Hire the Right IT People

This is one area that can be costly for a company to skimp on. A business’s IT department, particularly its security experts, are the front line soldiers for defending against cyber threats like data theft. Impressive degrees are almost meaningless in this field. If you are able to hire IT staff, look at what candidates can actually do—education should be second. Some of the best computer security professionals are white hat hackers who are completely self-taught from years spent binge watching YouTube videos and trying what they saw. If you don’t have the resources to hire IT staff, consider outsourcing.

Password Basics and Two-Step Authentication

Passwords are, in truth, some of the weakest security measures out there. They are also the most-used method. That said, there are some basic steps that can help you keep data protected by password more secure. Make strong passwords at least eight characters long, using a capital letter, a number and a symbol. Most websites require stronger passwords these days, but do this even if it isn’t a requirement. Also, never use the same password twice, even if it’s a junk or throw-away account.

Two-step authentication should also be used for signing into any account.
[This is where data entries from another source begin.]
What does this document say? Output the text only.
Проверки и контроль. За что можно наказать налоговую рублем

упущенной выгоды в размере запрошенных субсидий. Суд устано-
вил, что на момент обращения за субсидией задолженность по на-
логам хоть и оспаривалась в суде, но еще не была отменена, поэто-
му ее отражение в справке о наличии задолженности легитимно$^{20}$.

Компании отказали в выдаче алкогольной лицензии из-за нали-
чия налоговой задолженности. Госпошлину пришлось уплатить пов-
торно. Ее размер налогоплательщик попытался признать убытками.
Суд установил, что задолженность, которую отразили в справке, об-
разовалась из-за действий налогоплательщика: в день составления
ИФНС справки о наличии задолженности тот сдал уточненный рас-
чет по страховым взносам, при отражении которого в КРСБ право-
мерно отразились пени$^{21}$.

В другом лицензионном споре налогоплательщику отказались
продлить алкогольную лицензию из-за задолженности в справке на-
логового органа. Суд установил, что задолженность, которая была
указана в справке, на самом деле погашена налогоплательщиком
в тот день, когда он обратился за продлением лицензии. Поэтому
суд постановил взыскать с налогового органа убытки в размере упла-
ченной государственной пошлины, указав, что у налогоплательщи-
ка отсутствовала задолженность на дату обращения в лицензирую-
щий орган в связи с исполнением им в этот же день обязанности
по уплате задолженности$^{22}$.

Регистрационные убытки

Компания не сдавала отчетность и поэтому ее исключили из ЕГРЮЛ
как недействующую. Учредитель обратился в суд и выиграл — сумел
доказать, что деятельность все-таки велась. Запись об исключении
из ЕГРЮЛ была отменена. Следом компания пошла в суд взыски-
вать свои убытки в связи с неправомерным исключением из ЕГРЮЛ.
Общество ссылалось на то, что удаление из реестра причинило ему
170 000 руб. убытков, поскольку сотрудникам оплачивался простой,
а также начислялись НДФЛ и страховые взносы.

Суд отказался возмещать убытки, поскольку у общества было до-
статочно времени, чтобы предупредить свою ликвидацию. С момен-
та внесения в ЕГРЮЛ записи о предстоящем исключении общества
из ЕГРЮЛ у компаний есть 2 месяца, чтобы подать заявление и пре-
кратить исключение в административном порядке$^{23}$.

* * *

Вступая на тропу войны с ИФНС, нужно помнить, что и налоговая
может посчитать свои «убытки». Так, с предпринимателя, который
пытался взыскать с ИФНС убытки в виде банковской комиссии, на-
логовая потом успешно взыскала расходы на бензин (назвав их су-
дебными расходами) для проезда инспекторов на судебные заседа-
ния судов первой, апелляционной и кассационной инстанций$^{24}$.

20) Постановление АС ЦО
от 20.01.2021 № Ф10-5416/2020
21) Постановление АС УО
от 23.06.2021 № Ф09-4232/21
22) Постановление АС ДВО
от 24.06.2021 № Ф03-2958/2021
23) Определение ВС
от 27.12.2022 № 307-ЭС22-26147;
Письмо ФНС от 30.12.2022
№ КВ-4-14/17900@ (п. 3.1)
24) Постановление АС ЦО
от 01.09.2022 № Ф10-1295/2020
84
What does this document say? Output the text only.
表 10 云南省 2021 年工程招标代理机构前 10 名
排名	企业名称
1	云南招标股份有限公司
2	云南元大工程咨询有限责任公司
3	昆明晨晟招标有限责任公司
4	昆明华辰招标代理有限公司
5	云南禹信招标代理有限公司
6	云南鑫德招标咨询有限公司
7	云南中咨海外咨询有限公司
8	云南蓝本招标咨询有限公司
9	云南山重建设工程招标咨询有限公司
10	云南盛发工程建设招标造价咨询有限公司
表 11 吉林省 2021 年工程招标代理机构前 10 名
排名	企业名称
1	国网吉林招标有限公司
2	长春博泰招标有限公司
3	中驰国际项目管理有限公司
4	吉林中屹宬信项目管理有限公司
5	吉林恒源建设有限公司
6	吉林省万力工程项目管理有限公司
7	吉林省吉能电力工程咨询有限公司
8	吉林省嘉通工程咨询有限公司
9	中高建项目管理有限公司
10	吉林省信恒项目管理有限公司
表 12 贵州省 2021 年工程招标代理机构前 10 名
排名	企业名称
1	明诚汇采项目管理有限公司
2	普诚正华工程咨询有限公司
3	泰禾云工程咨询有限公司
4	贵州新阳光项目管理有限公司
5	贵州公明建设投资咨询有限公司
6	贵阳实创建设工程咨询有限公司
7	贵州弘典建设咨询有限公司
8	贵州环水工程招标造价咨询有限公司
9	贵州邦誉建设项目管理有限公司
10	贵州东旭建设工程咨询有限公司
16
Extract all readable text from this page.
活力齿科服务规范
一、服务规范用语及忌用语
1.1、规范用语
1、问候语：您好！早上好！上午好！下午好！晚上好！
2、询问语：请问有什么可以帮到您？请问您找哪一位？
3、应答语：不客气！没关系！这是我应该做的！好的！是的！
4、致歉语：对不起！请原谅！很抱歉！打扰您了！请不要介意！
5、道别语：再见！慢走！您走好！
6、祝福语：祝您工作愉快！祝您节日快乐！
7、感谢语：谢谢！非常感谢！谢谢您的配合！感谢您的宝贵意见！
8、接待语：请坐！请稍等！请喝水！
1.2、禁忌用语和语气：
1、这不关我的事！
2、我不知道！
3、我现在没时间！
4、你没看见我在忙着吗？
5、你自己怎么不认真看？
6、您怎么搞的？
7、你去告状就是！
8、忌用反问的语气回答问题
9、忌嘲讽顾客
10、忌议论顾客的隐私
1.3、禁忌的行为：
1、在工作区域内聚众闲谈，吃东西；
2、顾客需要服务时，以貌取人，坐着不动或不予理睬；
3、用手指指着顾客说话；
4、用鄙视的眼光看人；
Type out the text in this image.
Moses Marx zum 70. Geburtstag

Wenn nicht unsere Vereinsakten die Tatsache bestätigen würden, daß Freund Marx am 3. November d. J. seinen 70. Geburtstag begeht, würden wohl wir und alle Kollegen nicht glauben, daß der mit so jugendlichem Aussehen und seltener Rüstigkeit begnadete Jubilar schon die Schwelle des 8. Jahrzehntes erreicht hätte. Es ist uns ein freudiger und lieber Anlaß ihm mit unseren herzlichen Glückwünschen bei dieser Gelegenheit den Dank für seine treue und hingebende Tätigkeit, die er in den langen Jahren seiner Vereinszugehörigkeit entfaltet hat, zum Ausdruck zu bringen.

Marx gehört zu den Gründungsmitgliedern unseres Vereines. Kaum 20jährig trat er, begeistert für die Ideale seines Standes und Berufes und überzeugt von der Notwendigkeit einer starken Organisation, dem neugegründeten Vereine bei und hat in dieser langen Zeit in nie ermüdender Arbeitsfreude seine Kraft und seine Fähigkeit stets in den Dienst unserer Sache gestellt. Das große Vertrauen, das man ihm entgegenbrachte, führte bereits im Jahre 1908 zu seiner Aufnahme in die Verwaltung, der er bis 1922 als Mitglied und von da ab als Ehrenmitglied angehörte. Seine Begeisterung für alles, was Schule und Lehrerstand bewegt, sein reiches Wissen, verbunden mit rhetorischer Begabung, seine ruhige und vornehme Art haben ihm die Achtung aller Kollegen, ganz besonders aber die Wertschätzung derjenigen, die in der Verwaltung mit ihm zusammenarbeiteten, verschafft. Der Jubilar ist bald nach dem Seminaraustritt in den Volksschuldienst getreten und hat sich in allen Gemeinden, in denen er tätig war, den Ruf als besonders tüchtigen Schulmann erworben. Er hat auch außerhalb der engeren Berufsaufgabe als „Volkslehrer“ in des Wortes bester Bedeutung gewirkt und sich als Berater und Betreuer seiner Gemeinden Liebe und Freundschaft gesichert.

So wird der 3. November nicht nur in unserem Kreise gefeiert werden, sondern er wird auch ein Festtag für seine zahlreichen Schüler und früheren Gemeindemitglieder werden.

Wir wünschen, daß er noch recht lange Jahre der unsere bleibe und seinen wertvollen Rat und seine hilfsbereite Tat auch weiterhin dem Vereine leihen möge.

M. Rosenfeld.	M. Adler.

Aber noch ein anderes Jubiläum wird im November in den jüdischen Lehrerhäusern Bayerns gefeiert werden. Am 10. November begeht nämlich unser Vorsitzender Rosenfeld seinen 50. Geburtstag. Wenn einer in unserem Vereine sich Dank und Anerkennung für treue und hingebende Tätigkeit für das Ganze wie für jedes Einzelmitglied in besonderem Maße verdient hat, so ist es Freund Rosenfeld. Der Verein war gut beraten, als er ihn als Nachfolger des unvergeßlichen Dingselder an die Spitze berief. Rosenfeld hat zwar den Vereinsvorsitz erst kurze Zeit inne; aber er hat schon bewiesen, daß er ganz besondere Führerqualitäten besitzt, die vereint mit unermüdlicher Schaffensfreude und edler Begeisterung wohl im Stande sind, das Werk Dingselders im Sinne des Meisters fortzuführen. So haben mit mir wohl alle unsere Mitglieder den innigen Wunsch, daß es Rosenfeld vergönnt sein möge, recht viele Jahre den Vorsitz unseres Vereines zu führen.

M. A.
How it works is a password has to first be entered, then the user receives a text message that he or she has to enter on a site as a way to confirm that the user is legitimate.

Control Access

The more people with access to data, the more vulnerable it is. Period. So keep access to sensitive data on a strictly need-to-know basis. Not every employee has to know everything. This isn’t so much a matter of trust as it is limiting the number of potential targets. If hackers want data, they will target everyone they think is a user of the server or data access point they want to hit. You can protect yourself by taking sensible measures that don’t over-restrict access or shut out employees that need to be kept in the loop.

Conclusion

Many popular online cloud services, such as Dropbox, are fine and secure enough for backing up family photos, but when you need to store files that affect people’s jobs, as well as the viability of a business, a truly secure platform is essential. Maintaining security is also harder than ever. Every expert out there has solid advice to keep data safe and ways to protect files; however, that’s often more easily said than done—make sure you do your homework and take every precaution to secure your files.